After years of investigative reporting, public congressional shaming and eventual pressure from the players themselves, the union finally agreed to testing and harsh penalties for positive results. The home run totals dropped, and players stopped looking like professional wrestlers. But the steroid scandal never completely went away, and among other things, Selig had to eventually suspend superstar Alex Rodriguez for an entire season for drug use.

The result of it all: The baseball history and records that Selig so clearly loves are now distorted and tainted by a generation of chemically enhanced performance. Selig has a right to be a bit defensive — those battles over drug testing played out in public — but I wish he had been a bit more reflective on what he, as the head of Major League Baseball, could have done to limit the problem, or fix it faster.

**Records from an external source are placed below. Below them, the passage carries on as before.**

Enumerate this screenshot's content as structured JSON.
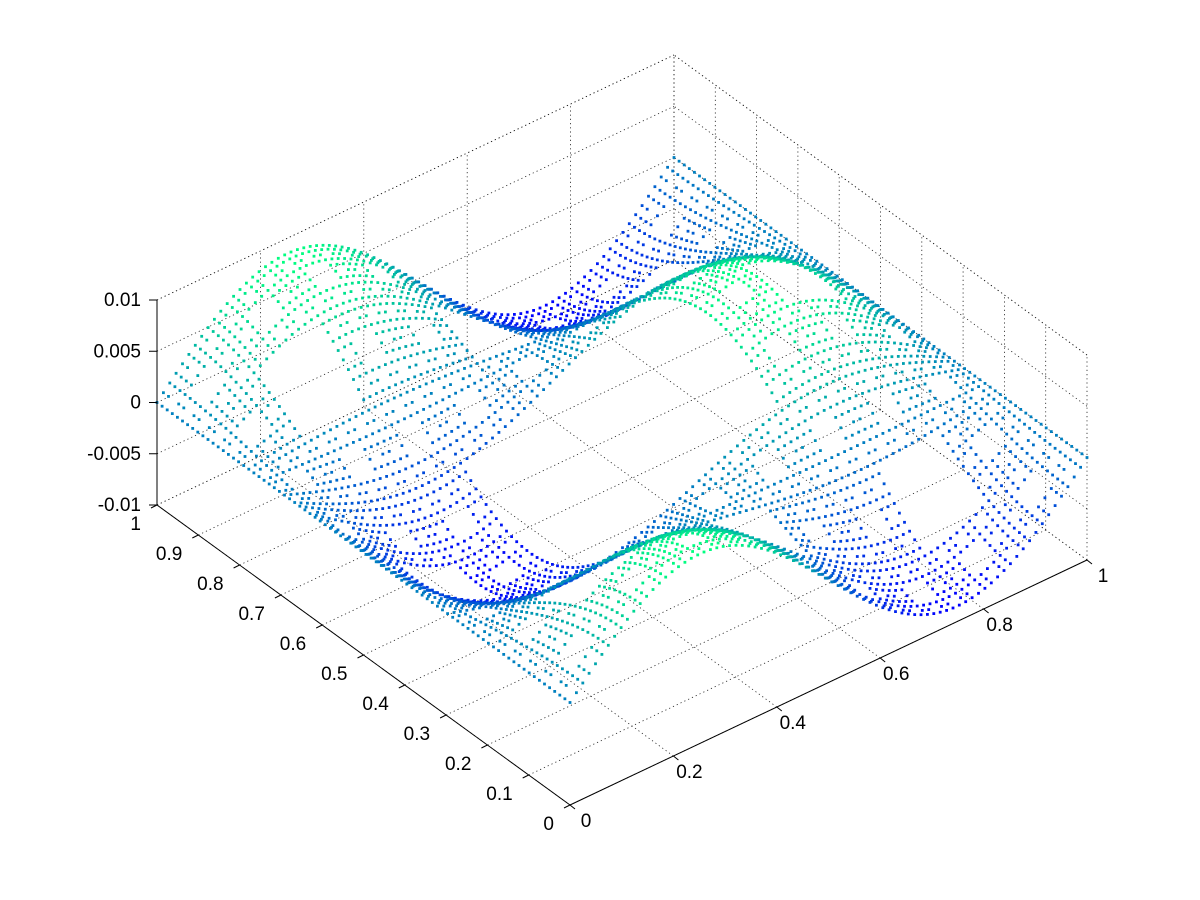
{
  "chart_data": {
    "type": "scatter3d",
    "title": "",
    "xlabel": "",
    "ylabel": "",
    "zlabel": "",
    "xlim": [
      0,
      1
    ],
    "ylim": [
      0,
      1
    ],
    "zlim": [
      -0.01,
      0.01
    ],
    "grid": true,
    "colormap": "winter",
    "x_ticks": [
      {
        "value": 0,
        "label": "0"
      },
      {
        "value": 0.2,
        "label": "0.2"
      },
      {
        "value": 0.4,
        "label": "0.4"
      },
      {
        "value": 0.6,
        "label": "0.6"
      },
      {
        "value": 0.8,
        "label": "0.8"
      },
      {
        "value": 1,
        "label": "1"
      }
    ],
    "y_ticks": [
      {
        "value": 0,
        "label": "0"
      },
      {
        "value": 0.1,
        "label": "0.1"
      },
      {
        "value": 0.2,
        "label": "0.2"
      },
      {
        "value": 0.3,
        "label": "0.3"
      },
      {
        "value": 0.4,
        "label": "0.4"
      },
      {
        "value": 0.5,
        "label": "0.5"
      },
      {
        "value": 0.6,
        "label": "0.6"
      },
      {
        "value": 0.7,
        "label": "0.7"
      },
      {
        "value": 0.8,
        "label": "0.8"
      },
      {
        "value": 0.9,
        "label": "0.9"
      },
      {
        "value": 1,
        "label": "1"
      }
    ],
    "z_ticks": [
      {
        "value": -0.01,
        "label": "-0.01"
      },
      {
        "value": -0.005,
        "label": "-0.005"
      },
      {
        "value": 0,
        "label": "0"
      },
      {
        "value": 0.005,
        "label": "0.005"
      },
      {
        "value": 0.01,
        "label": "0.01"
      }
    ],
    "surface": {
      "description_function": "z = 0.0085 * sin(2*pi*x) * cos(2*pi*y) approx",
      "amplitude": 0.0085,
      "x_frequency": 1,
      "y_frequency": 1,
      "color_low": "#0000ff",
      "color_high": "#00ff80",
      "sierpinski_holes": true
    }
  }
}
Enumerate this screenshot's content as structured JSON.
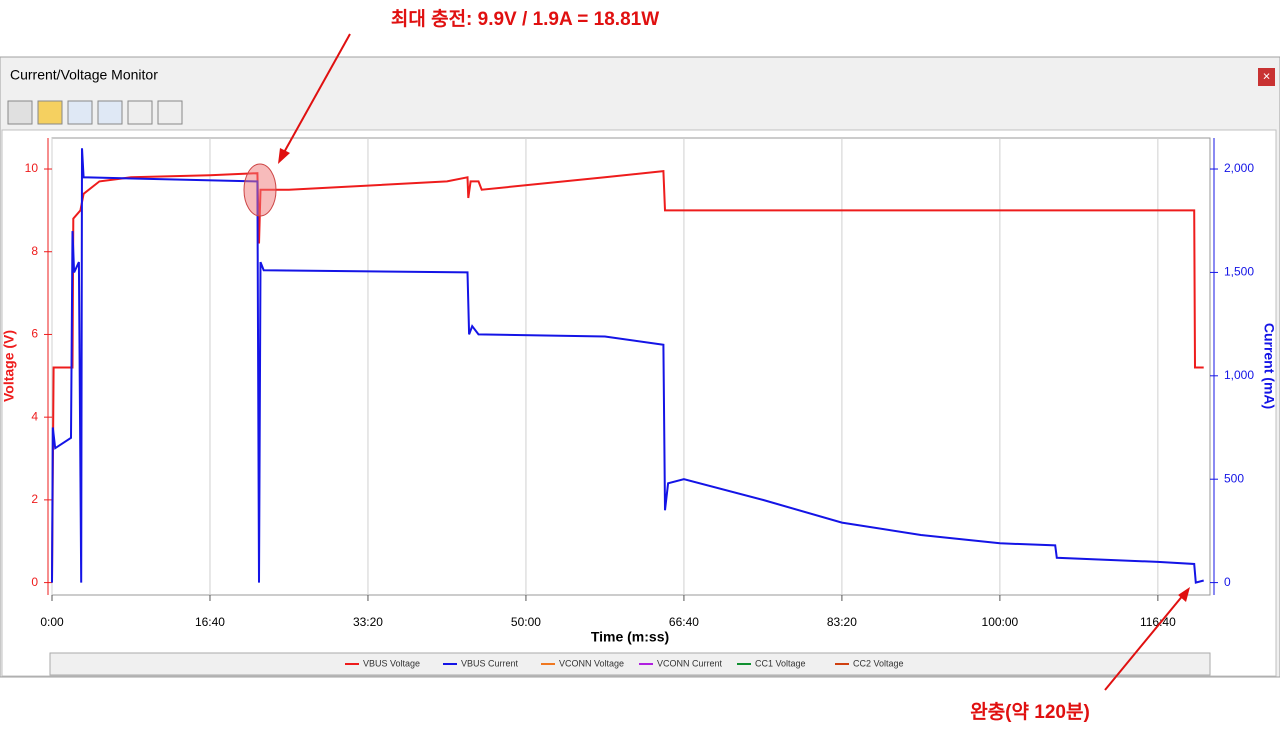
{
  "window": {
    "title": "Current/Voltage Monitor"
  },
  "annotations": {
    "top": "최대 충전: 9.9V / 1.9A = 18.81W",
    "bottom": "완충(약 120분)"
  },
  "chart_data": {
    "type": "line",
    "x_label": "Time (m:ss)",
    "y_label": "Voltage (V)",
    "y2_label": "Current (mA)",
    "xlim": [
      0,
      7330
    ],
    "ylim": [
      -0.3,
      10.75
    ],
    "y2lim": [
      -60,
      2150
    ],
    "grid": true,
    "xticks": [
      {
        "value": 0,
        "label": "0:00"
      },
      {
        "value": 1000,
        "label": "16:40"
      },
      {
        "value": 2000,
        "label": "33:20"
      },
      {
        "value": 3000,
        "label": "50:00"
      },
      {
        "value": 4000,
        "label": "66:40"
      },
      {
        "value": 5000,
        "label": "83:20"
      },
      {
        "value": 6000,
        "label": "100:00"
      },
      {
        "value": 7000,
        "label": "116:40"
      }
    ],
    "yticks": [
      0,
      2,
      4,
      6,
      8,
      10
    ],
    "y2ticks": [
      0,
      500,
      {
        "value": 1000,
        "label": "1,000"
      },
      {
        "value": 1500,
        "label": "1,500"
      },
      {
        "value": 2000,
        "label": "2,000"
      }
    ],
    "series": [
      {
        "name": "VBUS Voltage",
        "color": "#ee1c1c",
        "x": [
          0,
          10,
          130,
          135,
          180,
          200,
          300,
          500,
          1000,
          1300,
          1310,
          1320,
          1500,
          2500,
          2630,
          2635,
          2650,
          2700,
          2720,
          3500,
          3870,
          3880,
          7230,
          7235,
          7290
        ],
        "values": [
          0,
          5.2,
          5.2,
          8.8,
          9.0,
          9.4,
          9.7,
          9.8,
          9.85,
          9.9,
          8.2,
          9.5,
          9.5,
          9.7,
          9.8,
          9.3,
          9.7,
          9.7,
          9.5,
          9.8,
          9.95,
          9.0,
          9.0,
          5.2,
          5.2
        ]
      },
      {
        "name": "VBUS Current",
        "color": "#1414e6",
        "x": [
          0,
          5,
          20,
          120,
          130,
          140,
          170,
          185,
          190,
          200,
          1300,
          1310,
          1320,
          1340,
          2630,
          2640,
          2660,
          2700,
          3500,
          3870,
          3880,
          3900,
          4000,
          4500,
          5000,
          5500,
          6000,
          6350,
          6360,
          7000,
          7230,
          7240,
          7290
        ],
        "values": [
          0,
          750,
          650,
          700,
          1700,
          1500,
          1550,
          0,
          2100,
          1960,
          1940,
          0,
          1550,
          1510,
          1500,
          1200,
          1240,
          1200,
          1190,
          1150,
          350,
          480,
          500,
          400,
          290,
          230,
          190,
          180,
          120,
          100,
          90,
          0,
          10
        ]
      },
      {
        "name": "VCONN Voltage",
        "color": "#f07820",
        "x": [],
        "values": []
      },
      {
        "name": "VCONN Current",
        "color": "#b020e0",
        "x": [],
        "values": []
      },
      {
        "name": "CC1 Voltage",
        "color": "#109030",
        "x": [],
        "values": []
      },
      {
        "name": "CC2 Voltage",
        "color": "#d04010",
        "x": [],
        "values": []
      }
    ],
    "series_axes": [
      "y",
      "y2"
    ]
  }
}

There’s one more scene from the 2002 All-Star Game that sticks in my mind. It’s from the Home Run Derby, the night before the game itself. Sports Illustrated columnist Rick Reilly had just shamed Cubs star Sammy Sosa by confronting him in the locker room and asking him, then and there, to take a drug test. Sosa had angrily refused, and when he came to the plate, the Milwaukee fans all booed and jeered him as a steroid user and a cheat.

Then, Sosa began launching titanic home runs. As the balls he hit clanged off the upper deck, off the scoreboard, and even off the back wall of the entire domed stadium, the mood turned. The cheers grew louder and louder as the balls flew farther and farther. Everyone was thrilled and entertained by Sosa, and suddenly they didn’t quite care what he was or wasn’t injecting into his body.

Everyone — the players, the unions, the owners and, as that moment made clear, the fans — shares the blame for baseball’s steroid problem.